CDC Software’s Cook agrees: “More than ever insurers are required to deliver high quality service to agents, brokers and policy-holders, yet many struggle to do this due to disparate and fragmented customer data across the organisation.”
Despite this, Ejsmond-Frey says that the current a vanguard of around 10-15 per cent of customers who are using these technologies to their full potential will grow. “Over the next two to three years this will increase as regulations tighten up,” he says. “When this starts to happen it will allow those insurers that have got it right to pull ahead and succeed in a much more demanding marketplace.
Ejsmond-Frey goes on to say that a flexible, integrated system can provide agents with a complete and accurate view of client history. “Those insurers that have got it right have one unified system that is made up of integrated parts,” he says. “From the sales database through to the claims database, they should all be part of one joined up system. A good CRM system makes it easy to capture information, easy to define customer profiles, and also makes it available to people in the office, on the move or via mobile. Many of our partners use Microsoft Dynamics CRM because it is a very accessible platform with a familiar interface and it is accessible by a variety of different channels.”
Once you have a system that gathers information across all of the available data, you need tools that can work with the data such as in SharePoint Server. This can construct analyses and reports, which are needed to monitor the business. Used with SQL Server, a flexible and scalable database, SharePoint can then be used for publishing and sharing information, as well as ensuring compliance.
“Insurers can use tools like SharePoint to do much more with the CRM data that they’ve been gathering for so long,” says Ejsmond-Frey. “What’s more, with its new integrated Search functionality it allows insurers to better explore different customers and find patterns of need. For example, they may find that new homeowners are more likely to buy travel insurance.
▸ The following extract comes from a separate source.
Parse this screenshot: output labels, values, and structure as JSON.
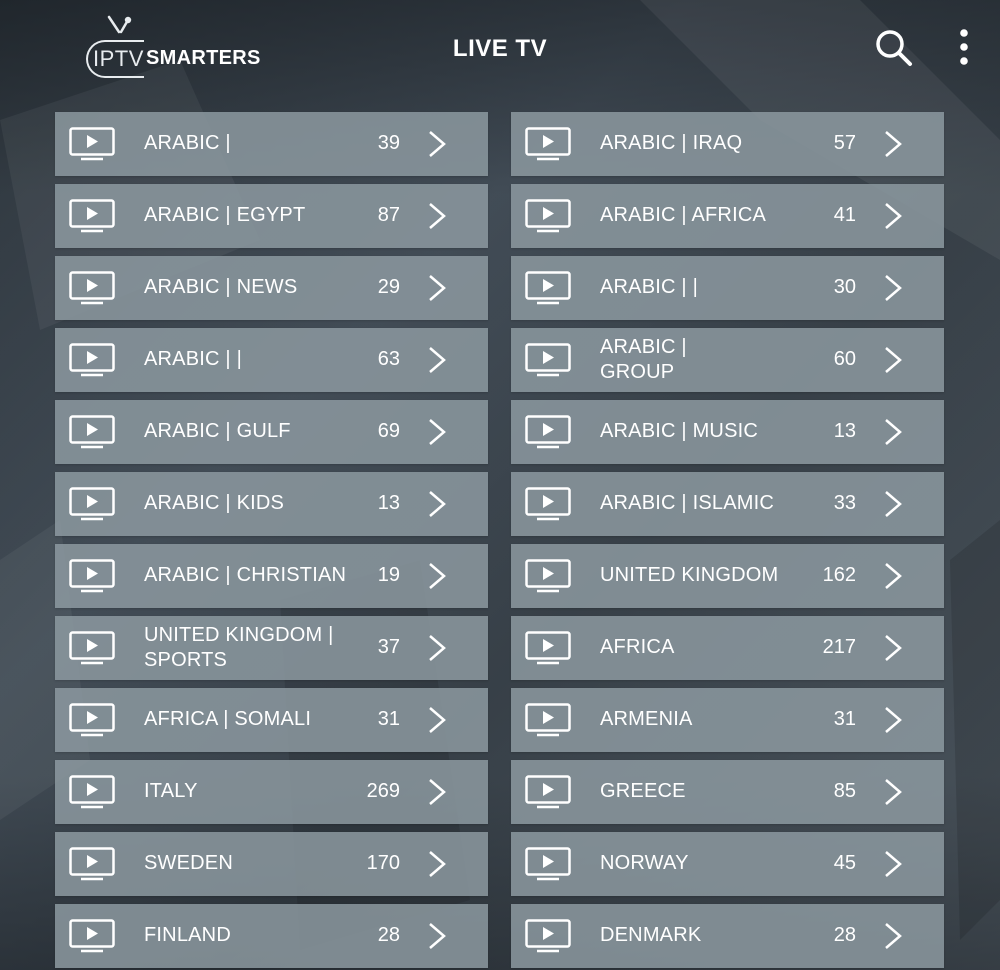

The insurer can then target this specific demographic rather than conducting timely blanket marketing campaigns. This will not only increase the volume of products sold, but also significantly increase the effectiveness of how this is done and offer a more tailored service.”
Looking to the future it seems that CRM technologies will play a vital part, with technology providers looking to offer more value by providing services in the cloud. “I think what we will see is the continued emergence of software as a service, where providers of CRM technologies will make services available in the cloud so that insurers can access software they wouldn’t have otherwise. As it becomes possible to make these services in the cloud, insurers can not only reduce the cost of running and maintaining these systems, but there will be better opportunities for cross sharing of data across the whole industry.”
This article first appeared in the Spring 2010 edition of Finance on Windows magazine.